Corbyn asked: “If we believe in universal healthcare, how can it be possible that someone lives and works in this country, pays their taxes, but is then denied access to NHS for life-saving cancer treatment?”
Theresa May claimed not to be aware of the case, despite considerable publicity, and promised to look into it. She said the government wanted “to ensure that all those who are entitled to treatment with the National Health Service are able to receive it”.
The trouble is that Mr Thompson’s story is the outcome of her government’s policies, which have ensured fewer people are entitled to NHS treatment.

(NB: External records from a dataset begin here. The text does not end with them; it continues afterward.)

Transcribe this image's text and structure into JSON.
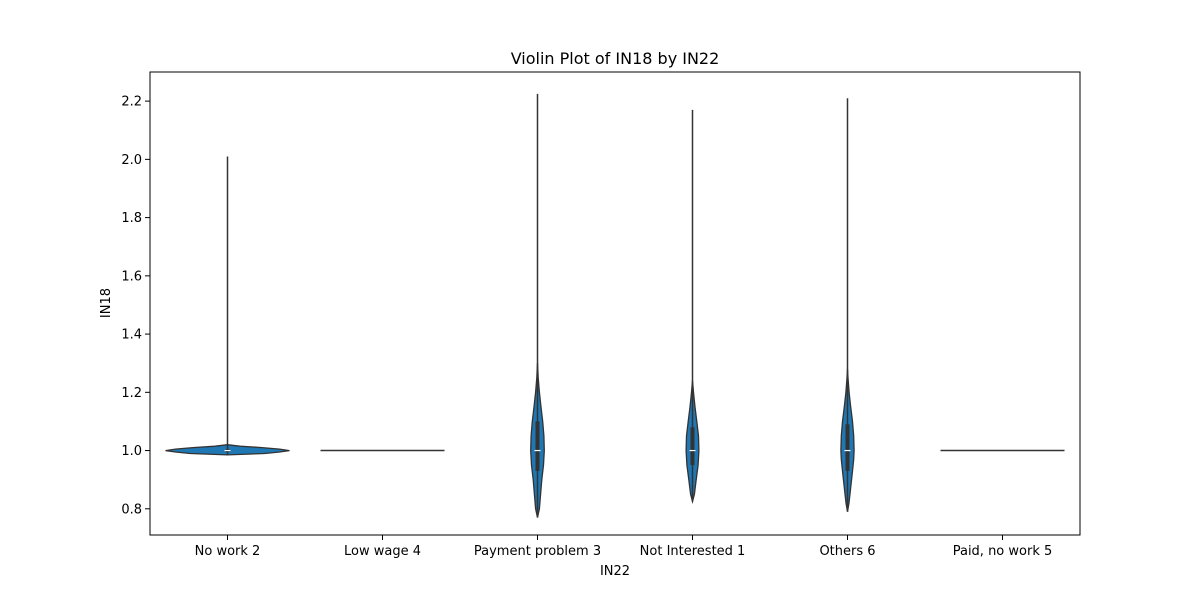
{
  "chart_data": {
    "type": "violin",
    "title": "Violin Plot of IN18 by IN22",
    "xlabel": "IN22",
    "ylabel": "IN18",
    "ylim": [
      0.71,
      2.3
    ],
    "yticks": [
      0.8,
      1.0,
      1.2,
      1.4,
      1.6,
      1.8,
      2.0,
      2.2
    ],
    "ytick_labels": [
      "0.8",
      "1.0",
      "1.2",
      "1.4",
      "1.6",
      "1.8",
      "2.0",
      "2.2"
    ],
    "grid": false,
    "fill_color": "#1f77b4",
    "line_color": "#333333",
    "categories": [
      "No work 2",
      "Low wage 4",
      "Payment problem 3",
      "Not Interested 1",
      "Others 6",
      "Paid, no work 5"
    ],
    "violins": [
      {
        "category": "No work 2",
        "min": 0.985,
        "max": 2.01,
        "median": 1.0,
        "q1": 0.995,
        "q3": 1.005,
        "profile": [
          [
            0.985,
            0.0
          ],
          [
            0.99,
            0.3
          ],
          [
            0.995,
            0.42
          ],
          [
            1.0,
            0.5
          ],
          [
            1.005,
            0.42
          ],
          [
            1.01,
            0.28
          ],
          [
            1.015,
            0.1
          ],
          [
            1.02,
            0.0
          ]
        ]
      },
      {
        "category": "Low wage 4",
        "min": 1.0,
        "max": 1.0,
        "median": 1.0,
        "flat_width": 0.8
      },
      {
        "category": "Payment problem 3",
        "min": 0.77,
        "max": 2.225,
        "median": 1.0,
        "q1": 0.93,
        "q3": 1.1,
        "profile": [
          [
            0.77,
            0.0
          ],
          [
            0.8,
            0.015
          ],
          [
            0.85,
            0.025
          ],
          [
            0.9,
            0.035
          ],
          [
            0.95,
            0.048
          ],
          [
            1.0,
            0.055
          ],
          [
            1.05,
            0.052
          ],
          [
            1.1,
            0.042
          ],
          [
            1.15,
            0.028
          ],
          [
            1.2,
            0.015
          ],
          [
            1.25,
            0.006
          ],
          [
            1.3,
            0.0
          ]
        ]
      },
      {
        "category": "Not Interested 1",
        "min": 0.825,
        "max": 2.17,
        "median": 1.0,
        "q1": 0.95,
        "q3": 1.08,
        "profile": [
          [
            0.825,
            0.0
          ],
          [
            0.85,
            0.015
          ],
          [
            0.9,
            0.03
          ],
          [
            0.95,
            0.045
          ],
          [
            1.0,
            0.052
          ],
          [
            1.05,
            0.048
          ],
          [
            1.1,
            0.035
          ],
          [
            1.15,
            0.02
          ],
          [
            1.2,
            0.008
          ],
          [
            1.24,
            0.0
          ]
        ]
      },
      {
        "category": "Others 6",
        "min": 0.79,
        "max": 2.21,
        "median": 1.0,
        "q1": 0.93,
        "q3": 1.09,
        "profile": [
          [
            0.79,
            0.0
          ],
          [
            0.82,
            0.012
          ],
          [
            0.87,
            0.025
          ],
          [
            0.92,
            0.038
          ],
          [
            0.97,
            0.05
          ],
          [
            1.0,
            0.053
          ],
          [
            1.05,
            0.05
          ],
          [
            1.1,
            0.04
          ],
          [
            1.15,
            0.026
          ],
          [
            1.2,
            0.013
          ],
          [
            1.25,
            0.004
          ],
          [
            1.28,
            0.0
          ]
        ]
      },
      {
        "category": "Paid, no work 5",
        "min": 1.0,
        "max": 1.0,
        "median": 1.0,
        "flat_width": 0.8
      }
    ]
  }
}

By regularly fuelling tabloid panics about ‘health tourism’ – for instance by announcing a doubling of the immigration health surcharge paid by visa applicants last month – the Conservatives continue “to exploit the most disreputable emotions in this among many other attempts to discredit socialised medicine”, in the words of Nye Bevan. The case for charging migrants simply doesn’t add up: the government’s own figures put the cost of ‘health tourism’ at 0.3 per cent of the NHS budget.

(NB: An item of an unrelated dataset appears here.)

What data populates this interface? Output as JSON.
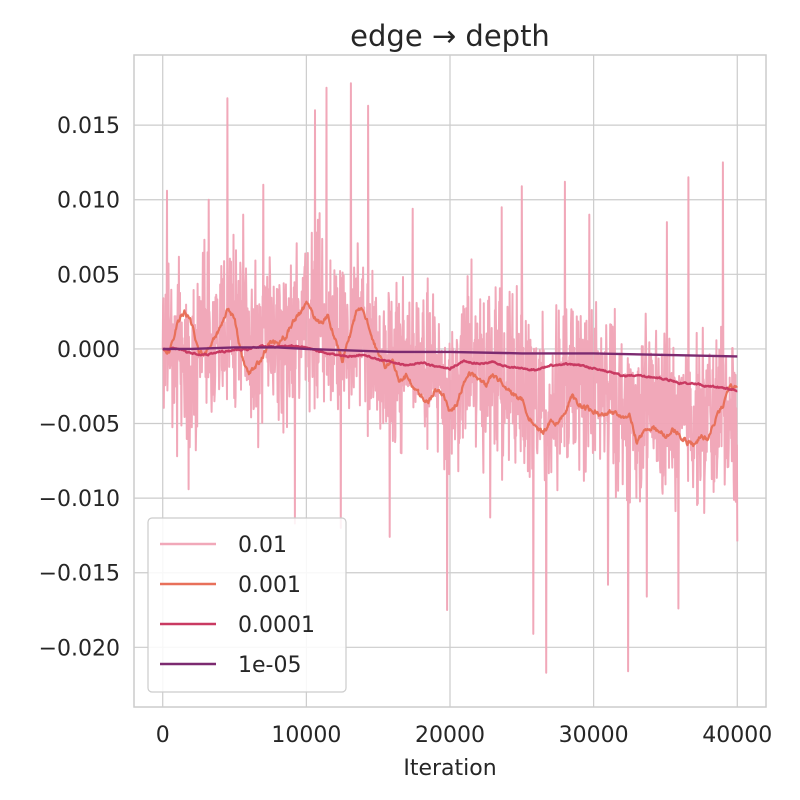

While Mr Thompson’s case is particularly shocking given the length of time he has lived in the country, it is not exceptional. Nor are the upfront charging regulations the only policy within the ‘hostile environment’ toolkit that are putting lives at risk. In January, a health select committee inquiry was shocked to hear that one domestic worker had died after she was too frightened to seek treatment for pneumonia, worried that her precarious immigration status would be affected.
Last October, it was reported that a third of migrants in need of medical treatment had been “deterred from seeking timely healthcare”. As regulations tighten, this situation worsens. Thousands of vulnerable people across the UK are now unable to access secondary support.
Labour should support the call from the health select committee to “halt the present system of information-sharing” between NHS Digital and the Home Office. And it should go further – commit to scrapping the Memorandum of Understanding, which enables data to be shared, and review the public sector data sharing provisions of the recent Digital Economy Act. We must ensure trust in public services is not damaged in this way.
At Docs Not Cops, we were pleased to see Labour’s 2017 conference pass the Socialist Health Association motion to “restore our fully-funded, comprehensive, universal, publicly-provided and owned NHS without user charges, as per the NHS Bill (2016-17)”. There is still work to do for Labour to make clear that it has incorporated the NHS Reinstatement Bill into policy – the 2017 manifesto missed many opportunities to do so, and the list of Labour MPs signed up to support the bill could be longer. Finally, Labour must make clear that it will abolish the legal provisions passed in 2014 that require certain immigrants to pay for NHS services.
As the 70th anniversary of Labour’s founding of the NHS approaches, there could hardly be a better time to commit to the bold principles at its core: care for all free at the point of delivery based on need, never on ability to pay.
Docs Not Cops is a campaign group of NHS staff and patients.